The problem with comments is that they can become stale, and it's often possible to self-document or write simpler code that causes less surprise. But of course, it's totally fine to put comments.
And I think comments should be mandatory for interfaces functions/types unless their behavior is obvious. I don't want to read the code to understand what a function does, or what invariant a class maintains. And if it's too complex to document in a few lines, probably this isn't the right interface. But apparently, this isn't obvious for everybody. In my company, most of the code isn't documented.
I nearly exploded trying to grok this
Or you know, you could have just used a hyphen instead of clickbaiting.
I admire the honesty, but will continue to phrase these "why not" comments as insincere TODOs.
Oftentimes, the reason for that is that 20 years ago stuff like Doctrine, Liquibase or whatever just didn't exist. You know, the time when PHP developers shipped straight mysql_query calls with direct interpolation of $_GET, and most "enterprise" Java application came with a ton of SQL scripts and a dedicated multi page UPGRADE file explaining in which order you had to run the schema migrations, reboot systems, run manual migration scripts and whatnot to get an upgrade done. Some times, upgrades could literally take days.
Naturally, people invented their own stuff to make stuff just suck a little bit less, and it got more and more used in a company, only ever extended in functionality... the dreaded "corpname-utils" JAR dependency (if you're really unlucky, the JAR having been semi-restored from a half-broken decompile because the sources got lost along the way) or util.php that just got copied over from project to project. And that's how you end up in 2024, still maintaining some ORM that has its origins in Perl code written in the 90s by someone deceased in the '00s. (Yes, I've been there, although not that bad)
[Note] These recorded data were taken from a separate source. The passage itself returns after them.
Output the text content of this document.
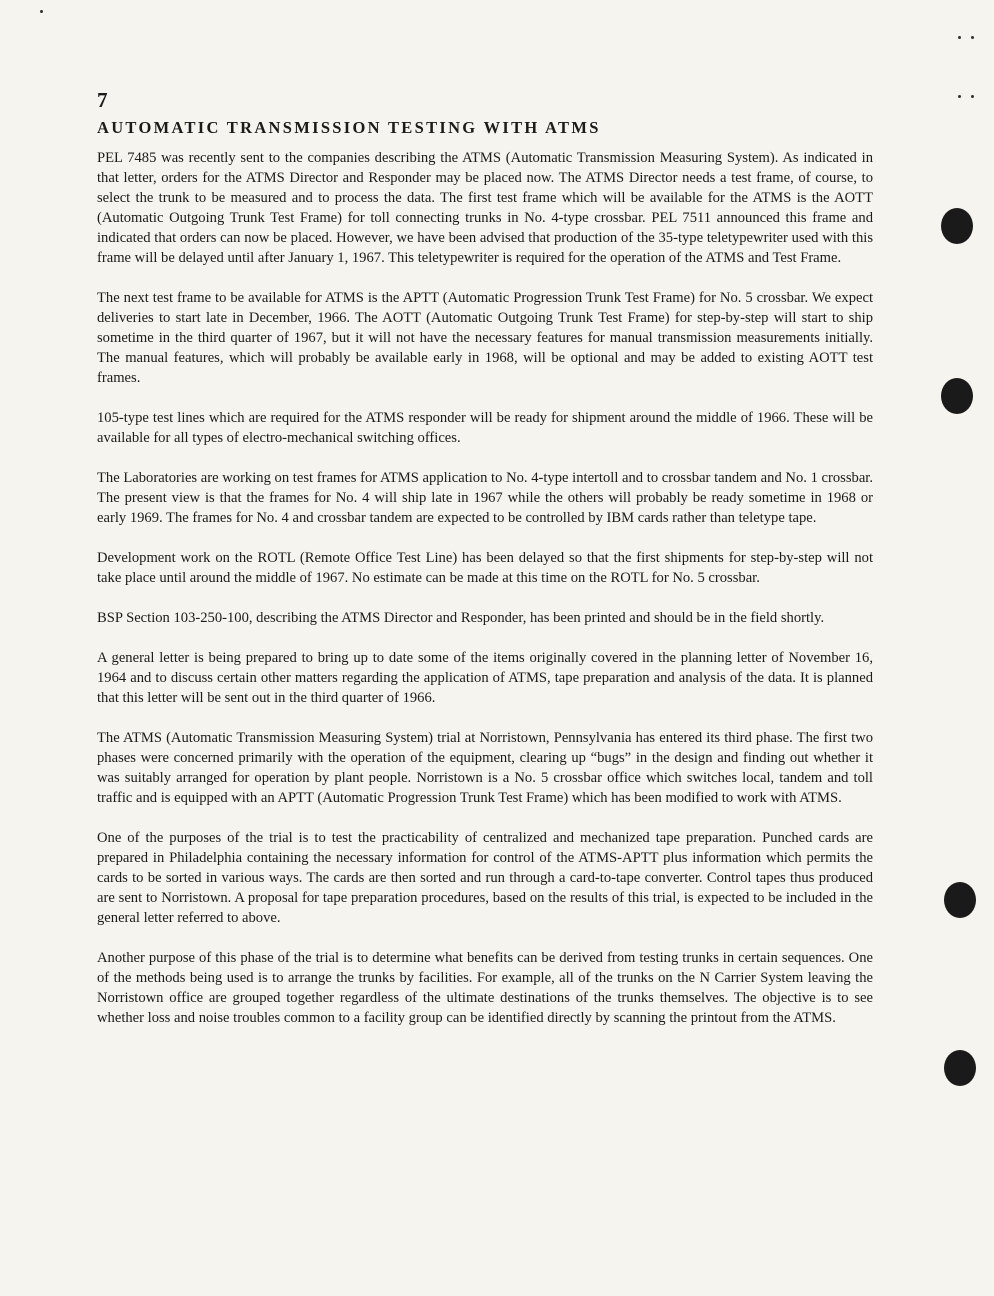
7
AUTOMATIC TRANSMISSION TESTING WITH ATMS

PEL 7485 was recently sent to the companies describing the ATMS (Automatic Transmission Measuring System). As indicated in that letter, orders for the ATMS Director and Responder may be placed now. The ATMS Director needs a test frame, of course, to select the trunk to be measured and to process the data. The first test frame which will be available for the ATMS is the AOTT (Automatic Outgoing Trunk Test Frame) for toll connecting trunks in No. 4-type crossbar. PEL 7511 announced this frame and indicated that orders can now be placed. However, we have been advised that production of the 35-type teletypewriter used with this frame will be delayed until after January 1, 1967. This teletypewriter is required for the operation of the ATMS and Test Frame.

The next test frame to be available for ATMS is the APTT (Automatic Progression Trunk Test Frame) for No. 5 crossbar. We expect deliveries to start late in December, 1966. The AOTT (Automatic Outgoing Trunk Test Frame) for step-by-step will start to ship sometime in the third quarter of 1967, but it will not have the necessary features for manual transmission measurements initially. The manual features, which will probably be available early in 1968, will be optional and may be added to existing AOTT test frames.

105-type test lines which are required for the ATMS responder will be ready for shipment around the middle of 1966. These will be available for all types of electro-mechanical switching offices.

The Laboratories are working on test frames for ATMS application to No. 4-type intertoll and to crossbar tandem and No. 1 crossbar. The present view is that the frames for No. 4 will ship late in 1967 while the others will probably be ready sometime in 1968 or early 1969. The frames for No. 4 and crossbar tandem are expected to be controlled by IBM cards rather than teletype tape.

Development work on the ROTL (Remote Office Test Line) has been delayed so that the first shipments for step-by-step will not take place until around the middle of 1967. No estimate can be made at this time on the ROTL for No. 5 crossbar.

BSP Section 103-250-100, describing the ATMS Director and Responder, has been printed and should be in the field shortly.

A general letter is being prepared to bring up to date some of the items originally covered in the planning letter of November 16, 1964 and to discuss certain other matters regarding the application of ATMS, tape preparation and analysis of the data. It is planned that this letter will be sent out in the third quarter of 1966.

The ATMS (Automatic Transmission Measuring System) trial at Norristown, Pennsylvania has entered its third phase. The first two phases were concerned primarily with the operation of the equipment, clearing up “bugs” in the design and finding out whether it was suitably arranged for operation by plant people. Norristown is a No. 5 crossbar office which switches local, tandem and toll traffic and is equipped with an APTT (Automatic Progression Trunk Test Frame) which has been modified to work with ATMS.

One of the purposes of the trial is to test the practicability of centralized and mechanized tape preparation. Punched cards are prepared in Philadelphia containing the necessary information for control of the ATMS-APTT plus information which permits the cards to be sorted in various ways. The cards are then sorted and run through a card-to-tape converter. Control tapes thus produced are sent to Norristown. A proposal for tape preparation procedures, based on the results of this trial, is expected to be included in the general letter referred to above.

Another purpose of this phase of the trial is to determine what benefits can be derived from testing trunks in certain sequences. One of the methods being used is to arrange the trunks by facilities. For example, all of the trunks on the N Carrier System leaving the Norristown office are grouped together regardless of the ultimate destinations of the trunks themselves. The objective is to see whether loss and noise troubles common to a facility group can be identified directly by scanning the printout from the ATMS.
When commits are rebased, the log message must be revisited and revised. Changes can disappear on rebasing; e.g. when a change goes into a baseline in which someone else made some of the exact same changes in an earlier commit, so that the delta to the new parent is a smaller patch. In my experience, commit messages stay relevant under most rebasing.
Comments are (largely) an obsolete version of version control log messages.
In the 1980s, there was a transitional practice: write log messages, but interpolate them into the checked out code with the RCS $Log$ thing. This was horrible; it practically begs for merge conflicts. It was understandable why; version control systems were not ubiquitous, let alone decentralized. You were not getting anyone's RCS ",v" file or whatever.
Today, we would be a few decades past all that now. No $Log$ and few comments.
Mainly, the comments that make sense today are ones which drive automatic API documentation. It would not be reasonable to reconstruct that out of the git history. These API comments must be carefully structured so the documentation system can parse them, and must be rigorously maintained up-to-date when the API changes.
I could easily imagine somebody refactoring code to an obviously better version, finding out it doesn’t work for subtle reasons, running got blame and cursing the person who left that information in a commit message instead of a comment.
If that obvious incorrect way happens to match what you're thinking of doing, then that kind of why-not documentation will help.
Warning future developers not to make certain changes is indeed something that should go in a comment. We can make a short comment like, /* if you think you can rewrite this in a simpler way, read commit df037acb first */
There are unfortunate situations when things have to be changed in multiple places together; you must not forget all of them. That deserves comments.
If you have an enumeration that has to pack into 3 bits, there should be a comment warning not to add more elements than eight without increasing the number of bits; especially if there is no compile time assertion for it.